In a closed system the decay chain daughters of the two long-lived uranium isotopes have the same alpha activity as their parents: A(238U)=A(234U)=A(230Th)=A(226Ra) and A(235U)=A(231Pa).

The very large excesses of daughters, especially 226Ra and 231Pa, usually observed in mid-ocean ridge basalts (and often at convergent plate margins and hot spots), require that, at the time of eruption, most of the parent uranium remains behind in the mantle.
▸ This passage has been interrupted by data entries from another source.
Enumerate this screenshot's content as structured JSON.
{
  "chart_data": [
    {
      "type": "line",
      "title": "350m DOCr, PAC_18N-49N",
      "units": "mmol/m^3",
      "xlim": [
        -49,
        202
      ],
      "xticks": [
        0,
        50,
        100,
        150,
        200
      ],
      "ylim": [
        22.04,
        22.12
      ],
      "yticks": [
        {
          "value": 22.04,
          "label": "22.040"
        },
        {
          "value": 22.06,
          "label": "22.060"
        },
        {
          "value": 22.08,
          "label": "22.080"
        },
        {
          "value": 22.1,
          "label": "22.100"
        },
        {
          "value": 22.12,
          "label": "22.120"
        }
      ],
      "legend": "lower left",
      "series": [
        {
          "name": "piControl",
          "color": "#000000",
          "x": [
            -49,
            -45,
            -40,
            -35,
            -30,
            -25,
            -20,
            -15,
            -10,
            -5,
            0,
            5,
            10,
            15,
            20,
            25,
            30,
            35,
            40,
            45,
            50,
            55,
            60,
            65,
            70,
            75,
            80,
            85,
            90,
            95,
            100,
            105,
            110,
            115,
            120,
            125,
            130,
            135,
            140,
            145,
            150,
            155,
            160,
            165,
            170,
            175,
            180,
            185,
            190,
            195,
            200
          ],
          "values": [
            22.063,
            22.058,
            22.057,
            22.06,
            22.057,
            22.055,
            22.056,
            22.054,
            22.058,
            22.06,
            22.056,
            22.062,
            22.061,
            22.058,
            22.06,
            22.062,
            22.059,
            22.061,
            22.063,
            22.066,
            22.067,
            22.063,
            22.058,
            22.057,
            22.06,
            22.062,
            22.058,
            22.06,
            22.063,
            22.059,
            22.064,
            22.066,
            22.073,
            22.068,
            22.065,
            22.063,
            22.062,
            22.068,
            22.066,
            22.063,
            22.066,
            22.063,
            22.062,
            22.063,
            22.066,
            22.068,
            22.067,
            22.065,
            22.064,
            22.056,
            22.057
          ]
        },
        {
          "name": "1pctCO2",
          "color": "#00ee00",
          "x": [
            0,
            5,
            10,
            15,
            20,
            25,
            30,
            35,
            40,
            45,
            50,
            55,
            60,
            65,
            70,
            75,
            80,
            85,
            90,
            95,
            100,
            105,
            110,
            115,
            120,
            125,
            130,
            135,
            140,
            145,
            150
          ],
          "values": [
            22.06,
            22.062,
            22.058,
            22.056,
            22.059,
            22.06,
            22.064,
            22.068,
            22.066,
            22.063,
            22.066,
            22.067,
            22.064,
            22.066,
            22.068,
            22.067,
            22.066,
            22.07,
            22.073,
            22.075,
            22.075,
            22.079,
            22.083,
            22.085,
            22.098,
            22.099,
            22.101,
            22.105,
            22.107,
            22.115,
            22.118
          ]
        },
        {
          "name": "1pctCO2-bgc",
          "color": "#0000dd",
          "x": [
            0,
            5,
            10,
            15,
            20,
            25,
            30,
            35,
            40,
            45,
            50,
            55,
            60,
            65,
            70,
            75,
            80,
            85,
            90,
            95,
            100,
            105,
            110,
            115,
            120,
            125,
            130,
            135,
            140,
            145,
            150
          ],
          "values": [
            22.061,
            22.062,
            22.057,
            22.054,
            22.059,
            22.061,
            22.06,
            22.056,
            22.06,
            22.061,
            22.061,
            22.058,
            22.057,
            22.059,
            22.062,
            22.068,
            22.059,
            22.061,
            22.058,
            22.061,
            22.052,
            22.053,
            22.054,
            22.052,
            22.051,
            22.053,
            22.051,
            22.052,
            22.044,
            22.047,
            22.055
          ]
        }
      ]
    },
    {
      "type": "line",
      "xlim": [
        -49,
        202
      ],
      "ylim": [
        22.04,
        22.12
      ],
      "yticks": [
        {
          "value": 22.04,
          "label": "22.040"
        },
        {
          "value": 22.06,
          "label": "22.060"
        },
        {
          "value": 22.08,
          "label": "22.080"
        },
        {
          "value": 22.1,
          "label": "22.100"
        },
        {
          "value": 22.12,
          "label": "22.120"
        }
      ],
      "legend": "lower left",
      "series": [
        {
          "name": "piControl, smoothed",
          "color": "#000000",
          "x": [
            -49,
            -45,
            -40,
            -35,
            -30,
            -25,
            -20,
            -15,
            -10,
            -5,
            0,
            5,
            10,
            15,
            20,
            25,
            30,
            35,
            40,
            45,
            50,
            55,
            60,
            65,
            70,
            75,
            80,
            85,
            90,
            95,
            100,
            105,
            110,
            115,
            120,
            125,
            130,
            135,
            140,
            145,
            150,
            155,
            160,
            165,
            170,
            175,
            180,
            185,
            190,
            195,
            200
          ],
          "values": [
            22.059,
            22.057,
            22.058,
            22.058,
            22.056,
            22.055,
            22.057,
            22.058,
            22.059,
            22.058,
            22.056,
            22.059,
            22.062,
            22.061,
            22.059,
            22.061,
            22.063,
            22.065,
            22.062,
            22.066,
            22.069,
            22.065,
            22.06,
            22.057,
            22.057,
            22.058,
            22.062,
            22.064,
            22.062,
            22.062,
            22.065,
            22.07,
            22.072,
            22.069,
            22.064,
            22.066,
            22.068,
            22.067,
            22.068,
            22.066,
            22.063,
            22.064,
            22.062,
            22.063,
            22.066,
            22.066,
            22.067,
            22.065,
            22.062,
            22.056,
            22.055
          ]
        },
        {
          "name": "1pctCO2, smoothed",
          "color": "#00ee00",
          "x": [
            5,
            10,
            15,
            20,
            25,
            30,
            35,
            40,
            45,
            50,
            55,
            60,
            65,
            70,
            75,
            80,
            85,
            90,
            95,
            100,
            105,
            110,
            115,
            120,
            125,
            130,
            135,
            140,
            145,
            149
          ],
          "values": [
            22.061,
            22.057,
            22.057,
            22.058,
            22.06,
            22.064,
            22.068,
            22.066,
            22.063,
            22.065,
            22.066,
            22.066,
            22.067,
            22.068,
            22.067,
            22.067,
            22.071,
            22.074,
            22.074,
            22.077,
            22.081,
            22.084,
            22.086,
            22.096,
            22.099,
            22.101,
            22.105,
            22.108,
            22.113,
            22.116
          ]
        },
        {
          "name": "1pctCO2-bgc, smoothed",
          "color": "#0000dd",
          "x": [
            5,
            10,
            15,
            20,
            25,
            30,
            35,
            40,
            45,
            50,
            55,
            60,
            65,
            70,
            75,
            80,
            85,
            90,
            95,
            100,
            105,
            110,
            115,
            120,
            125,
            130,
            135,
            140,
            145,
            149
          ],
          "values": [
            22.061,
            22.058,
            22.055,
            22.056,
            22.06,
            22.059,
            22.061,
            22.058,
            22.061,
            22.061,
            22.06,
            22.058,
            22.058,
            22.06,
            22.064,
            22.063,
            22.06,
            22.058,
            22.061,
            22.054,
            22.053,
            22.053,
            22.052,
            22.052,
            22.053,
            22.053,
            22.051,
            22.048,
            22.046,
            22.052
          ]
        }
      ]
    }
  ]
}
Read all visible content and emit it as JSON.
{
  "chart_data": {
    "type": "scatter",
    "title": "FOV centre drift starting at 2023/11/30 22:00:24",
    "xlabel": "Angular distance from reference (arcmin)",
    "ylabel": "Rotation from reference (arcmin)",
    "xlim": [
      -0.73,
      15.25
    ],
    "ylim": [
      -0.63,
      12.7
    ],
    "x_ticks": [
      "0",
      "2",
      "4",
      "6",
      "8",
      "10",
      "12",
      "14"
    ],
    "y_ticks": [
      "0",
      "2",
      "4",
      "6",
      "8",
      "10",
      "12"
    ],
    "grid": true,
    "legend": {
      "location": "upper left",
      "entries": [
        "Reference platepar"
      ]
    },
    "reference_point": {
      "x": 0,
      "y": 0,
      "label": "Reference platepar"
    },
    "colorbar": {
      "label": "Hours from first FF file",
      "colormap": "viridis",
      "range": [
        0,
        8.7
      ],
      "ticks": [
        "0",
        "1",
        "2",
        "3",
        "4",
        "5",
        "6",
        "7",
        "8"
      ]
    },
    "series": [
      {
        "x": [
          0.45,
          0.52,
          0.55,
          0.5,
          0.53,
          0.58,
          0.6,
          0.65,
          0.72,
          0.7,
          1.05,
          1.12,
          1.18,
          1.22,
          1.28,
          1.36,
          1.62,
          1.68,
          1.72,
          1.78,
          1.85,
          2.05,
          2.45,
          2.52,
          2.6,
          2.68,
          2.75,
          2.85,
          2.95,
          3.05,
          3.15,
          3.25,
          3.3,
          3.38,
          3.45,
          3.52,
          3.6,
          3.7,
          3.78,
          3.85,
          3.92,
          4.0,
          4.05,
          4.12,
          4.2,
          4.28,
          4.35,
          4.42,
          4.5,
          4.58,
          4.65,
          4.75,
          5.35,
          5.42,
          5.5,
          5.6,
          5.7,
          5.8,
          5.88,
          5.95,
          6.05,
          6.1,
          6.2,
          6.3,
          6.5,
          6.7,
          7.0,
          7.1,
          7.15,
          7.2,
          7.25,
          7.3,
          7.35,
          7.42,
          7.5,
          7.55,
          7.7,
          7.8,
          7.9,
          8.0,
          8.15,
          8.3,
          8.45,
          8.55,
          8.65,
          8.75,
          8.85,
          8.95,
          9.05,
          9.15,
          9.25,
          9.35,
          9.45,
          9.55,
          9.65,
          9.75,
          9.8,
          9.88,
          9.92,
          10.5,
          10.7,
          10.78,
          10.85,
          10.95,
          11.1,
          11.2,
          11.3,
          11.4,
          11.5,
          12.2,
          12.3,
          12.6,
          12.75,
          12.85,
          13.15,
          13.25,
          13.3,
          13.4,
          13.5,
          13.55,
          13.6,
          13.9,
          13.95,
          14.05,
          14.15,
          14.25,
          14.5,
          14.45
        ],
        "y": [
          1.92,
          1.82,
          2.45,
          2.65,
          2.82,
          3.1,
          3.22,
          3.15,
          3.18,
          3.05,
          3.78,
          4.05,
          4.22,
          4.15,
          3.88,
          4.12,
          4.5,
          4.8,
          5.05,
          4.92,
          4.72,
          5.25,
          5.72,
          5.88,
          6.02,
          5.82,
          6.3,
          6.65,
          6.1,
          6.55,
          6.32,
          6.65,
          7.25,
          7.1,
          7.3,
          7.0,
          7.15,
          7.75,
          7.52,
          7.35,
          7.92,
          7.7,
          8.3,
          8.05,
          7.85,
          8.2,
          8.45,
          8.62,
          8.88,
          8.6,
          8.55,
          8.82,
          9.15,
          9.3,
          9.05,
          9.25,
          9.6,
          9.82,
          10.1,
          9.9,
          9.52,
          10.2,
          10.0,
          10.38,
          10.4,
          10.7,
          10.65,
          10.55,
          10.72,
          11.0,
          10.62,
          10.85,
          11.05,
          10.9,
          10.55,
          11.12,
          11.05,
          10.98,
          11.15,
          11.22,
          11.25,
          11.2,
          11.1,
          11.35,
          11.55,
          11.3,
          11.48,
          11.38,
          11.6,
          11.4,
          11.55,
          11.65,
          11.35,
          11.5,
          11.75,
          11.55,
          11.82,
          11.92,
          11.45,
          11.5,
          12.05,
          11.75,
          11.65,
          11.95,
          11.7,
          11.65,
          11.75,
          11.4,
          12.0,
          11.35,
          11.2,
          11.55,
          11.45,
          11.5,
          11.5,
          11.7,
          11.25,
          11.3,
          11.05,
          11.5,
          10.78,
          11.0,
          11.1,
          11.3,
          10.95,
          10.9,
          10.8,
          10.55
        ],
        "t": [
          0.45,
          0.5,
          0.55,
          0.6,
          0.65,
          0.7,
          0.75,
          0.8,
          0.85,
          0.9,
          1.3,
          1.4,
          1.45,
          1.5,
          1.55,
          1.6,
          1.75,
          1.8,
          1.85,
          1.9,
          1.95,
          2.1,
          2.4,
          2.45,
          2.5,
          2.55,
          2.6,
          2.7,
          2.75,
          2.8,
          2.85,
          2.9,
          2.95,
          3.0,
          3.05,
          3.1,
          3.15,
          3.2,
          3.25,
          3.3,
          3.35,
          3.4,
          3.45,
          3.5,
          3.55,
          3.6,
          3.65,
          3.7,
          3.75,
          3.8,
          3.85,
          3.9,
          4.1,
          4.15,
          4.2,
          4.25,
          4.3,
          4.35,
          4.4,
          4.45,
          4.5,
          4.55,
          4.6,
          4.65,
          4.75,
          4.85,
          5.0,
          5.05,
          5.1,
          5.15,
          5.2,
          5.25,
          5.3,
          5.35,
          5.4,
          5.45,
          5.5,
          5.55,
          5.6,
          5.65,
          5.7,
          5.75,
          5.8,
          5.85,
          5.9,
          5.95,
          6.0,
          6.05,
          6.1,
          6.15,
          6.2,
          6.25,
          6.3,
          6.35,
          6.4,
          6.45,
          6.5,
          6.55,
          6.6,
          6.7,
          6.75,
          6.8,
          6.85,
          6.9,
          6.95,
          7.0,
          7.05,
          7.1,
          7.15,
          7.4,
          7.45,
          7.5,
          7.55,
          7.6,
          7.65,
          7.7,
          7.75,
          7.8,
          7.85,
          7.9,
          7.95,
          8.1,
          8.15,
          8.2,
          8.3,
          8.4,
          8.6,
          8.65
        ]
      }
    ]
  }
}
Prevailing incompatibility models of U-series fractionation during basalt generation violate this requirement. An alternative fractionation model is needed.

Although the mantle, as a whole rock system, must be in radioactive equilibrium, individual minerals are necessarily out of equilibrium if disparities in their U concentration exist. Two physical processes, daughter diffusion and daughter recoil, will tend to produce daughter deficiencies in the high-U (donor) minerals and daughter excesses in the low-U (receptor) minerals.

This condition of paired-disequilibria prevails in the mantle before melting begins; so that subsequent preferential melting of the low-U minerals will produce the disequilibria observed in the basalt. The extreme daughter excesses measured imply that U is preferentially sequestered in high-U accessory minerals in the mantle, rather than in the more abundant low-U minerals such as garnet and pyroxene.